Your engine is NA (naturally aspirated) and it sucks air. It has to suck air through the intake as well. The idea is that with a bigger straighter pipe, you suck more air, and get more HP.
Unfortunately, you have got to be severely restricted already (e.g., tons of bugs, dirt, and leaves over your present air filter) or alternatively, you have to have the engine spun up so fast and sucking air so hard that it is restricted by the OEM intake.
If your airfilter is blocked, spend $15.00 and get a new one. As for the second example, your car will only run at max RPM that last moment before you shift. You may see a marginal gain when going flat out, but there is no bloody way you are going to see a 15-20BPH gain. That's over 10% on a 122 engine. And I'm not even sure if the 122 is at the crank or the wheels. Maybe somebody else knows.
Anyway, you are gonna spend big money to get a little gain.
Other places to spend money for very little return: Larger headers, larger exhaust, cat-bypass, etc.
These can all be done, but on a 122hp engine, your gains are not going to be huge.
If you want to really boost power, you need to look at FI (forced induction) such as a turbo or a supercharger. Or, you need to look at more aggressive internals. Cams, pistons, rods, crank, etc.
There are shops around that do this sort of thing. You are going to be looking at $4-6K for a blower system, either TC or SC. On the lower end if a "bolt-on kit" has already been worked out for the car. Higher end if you need somebody to handle mapping and tuning your ECM.
Better Internals are gonna run you around the same, but fewer places will do it since it is more difficult to engineer the total solution. E.g., you require many moving parts internal to the engine versus some off the shelf parts with some custom EMC mapping, injectors, maybe a fuel pump. But again, there are race shops that will do this.

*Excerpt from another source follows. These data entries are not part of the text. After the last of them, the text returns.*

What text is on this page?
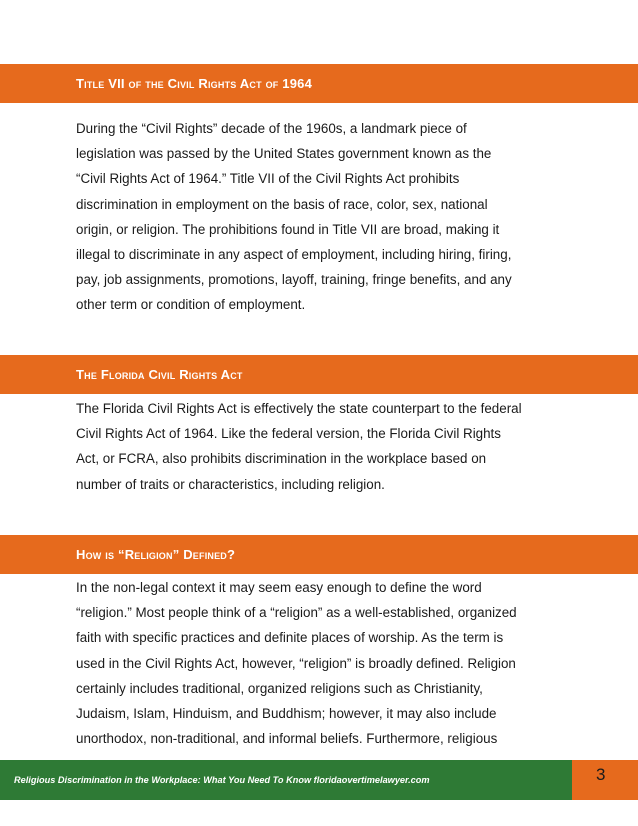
Title VII of the Civil Rights Act of 1964
During the “Civil Rights” decade of the 1960s, a landmark piece of
legislation was passed by the United States government known as the
“Civil Rights Act of 1964.” Title VII of the Civil Rights Act prohibits
discrimination in employment on the basis of race, color, sex, national
origin, or religion. The prohibitions found in Title VII are broad, making it
illegal to discriminate in any aspect of employment, including hiring, firing,
pay, job assignments, promotions, layoff, training, fringe benefits, and any
other term or condition of employment.
The Florida Civil Rights Act
The Florida Civil Rights Act is effectively the state counterpart to the federal
Civil Rights Act of 1964. Like the federal version, the Florida Civil Rights
Act, or FCRA, also prohibits discrimination in the workplace based on
number of traits or characteristics, including religion.
How is “Religion” Defined?
In the non-legal context it may seem easy enough to define the word
“religion.” Most people think of a “religion” as a well-established, organized
faith with specific practices and definite places of worship. As the term is
used in the Civil Rights Act, however, “religion” is broadly defined. Religion
certainly includes traditional, organized religions such as Christianity,
Judaism, Islam, Hinduism, and Buddhism; however, it may also include
unorthodox, non-traditional, and informal beliefs. Furthermore, religious
Religious Discrimination in the Workplace: What You Need To Know floridaovertimelawyer.com	3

Do one of the above, and then you will get some serious gains out of a fatter exhaust system, headers, and a big fat intake. Any blower kit will have an intake kit already because one end will be on the blower output leading direct to the intake manifold.
Neither will be cheap, but anything can be done. It gets addictive though, and before you know it, you are looking to go bigger, faster, etc.
Also, each is asking for problems ... for example, I just broke the crankshaft on a supercharged engine about a month ago. Now I have a bunch of engine bits in my garage, and I'm looking at an expensive and time-consuming repair.
But if you do it ... HOLY SMOKES IT IS BLOODY FUN!
Okay ... my rant is over. Not sure what started that!